There is no formulaic approach for determining the best granularity for resources. It is essential to consider the specific use cases and the various factors we have just discussed and choose the most appropriate resource sizes for the situation.
Figure 5-2 shows one particular resource model that an issue tracking service might implement. Each of these resource or resource classes will be exposed at a particular URL by the service. We have chosen not to show what those URLs will be because they are not relevant to our design, nor should they be relevant to the client.
All too often, developers try to do “design by URL” when building an API. There are a number of problems with this approach. Designing by URL steers people to try to define their application as a hierarchial data structure rather than the application workflow/state machine that should be being modeled. Limitations of the chosen implementation framework’s ability to parse, process, and route URLs will tend to constrain the system design even further. Designing by URL also encourages developers to try to create a consistency in their URI structure that is completely unnecessary and potentially constraining to the design. Identifying resources and the relations between them can be completely independent of URI structure, and later on a URI space can be mapped to the resources. This is a unique benefit of systems where clients are hypermedia driven. When clients construct URIs based on knowledge of the server’s URI space, the need for a uniform URI space with a significant structure becomes pressing.

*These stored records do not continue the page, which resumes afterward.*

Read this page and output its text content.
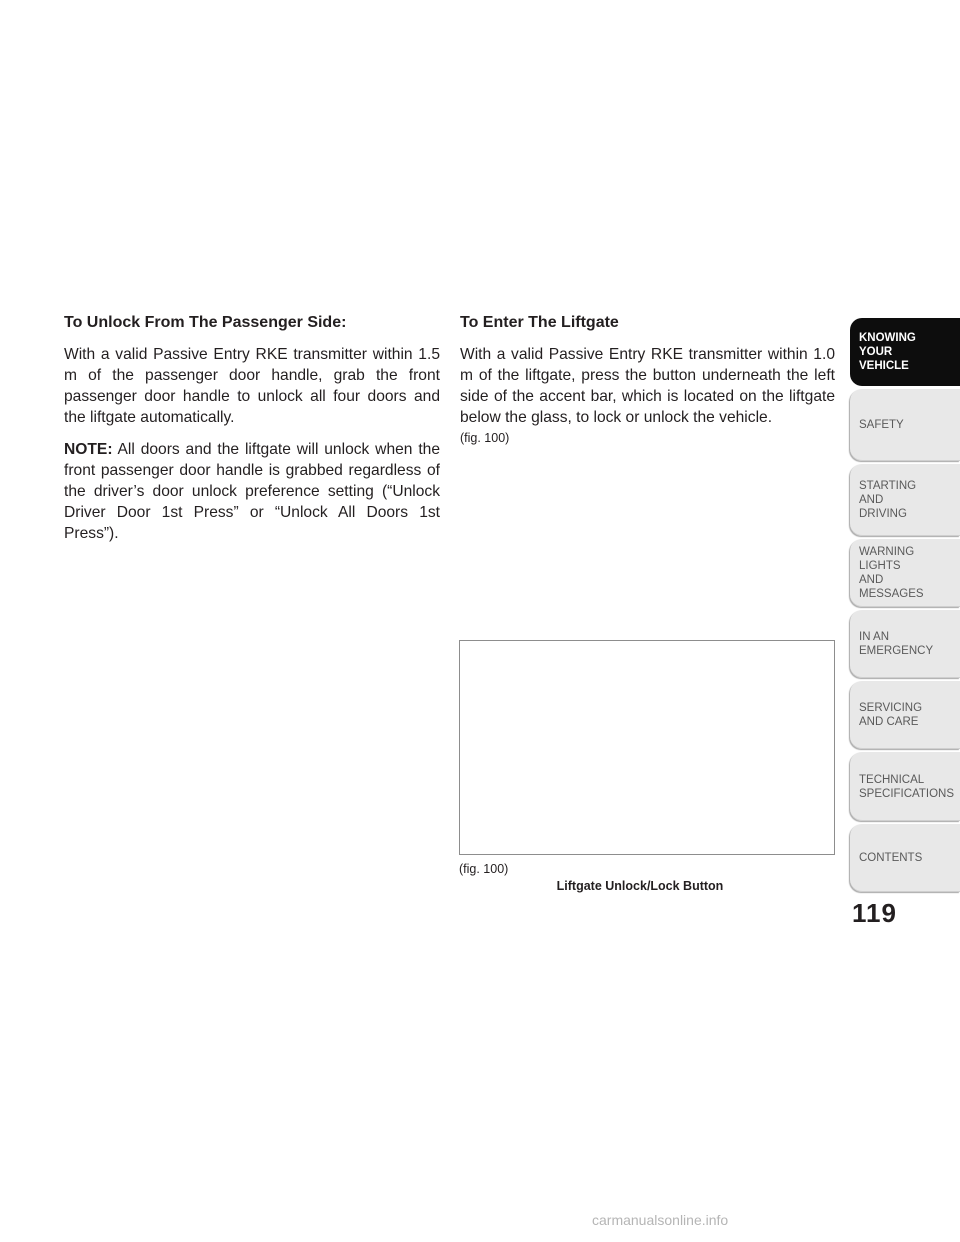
To Unlock From The Passenger Side:

With a valid Passive Entry RKE transmitter within 1.5 m of the passenger door handle, grab the front passenger door handle to unlock all four doors and the liftgate automatically.

NOTE: All doors and the liftgate will unlock when the front passenger door handle is grabbed regardless of the driver’s door unlock preference setting (“Unlock Driver Door 1st Press” or “Unlock All Doors 1st Press”).

To Enter The Liftgate

With a valid Passive Entry RKE transmitter within 1.0 m of the liftgate, press the button underneath the left side of the accent bar, which is located on the liftgate below the glass, to lock or unlock the vehicle.

(fig. 100)
(fig. 100)
Liftgate Unlock/Lock Button
KNOWING
YOUR
VEHICLE
SAFETY
STARTING
AND
DRIVING
WARNING
LIGHTS
AND
MESSAGES
IN AN
EMERGENCY
SERVICING
AND CARE
TECHNICAL
SPECIFICATIONS
CONTENTS
119
carmanualsonline.info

Any client who understands the media types and link relations that we will be discussing in the next chapter will be able to consume this service without any prior knowledge of any of these resources other than the root.”
In this chapter, we have considered the conceptual design of our application. We reviewed why we would want to build a system that can evolve and the costs of that choice. We identified the building blocks of our design and reviewed the application domain.
Fundamentally, this is a distributed application and will require communication between different systems. To implement this in a manner that will successfully evolve, we need to define the contracts that will be used to convey application semantics between the system components. This will be the focus of the next chapter.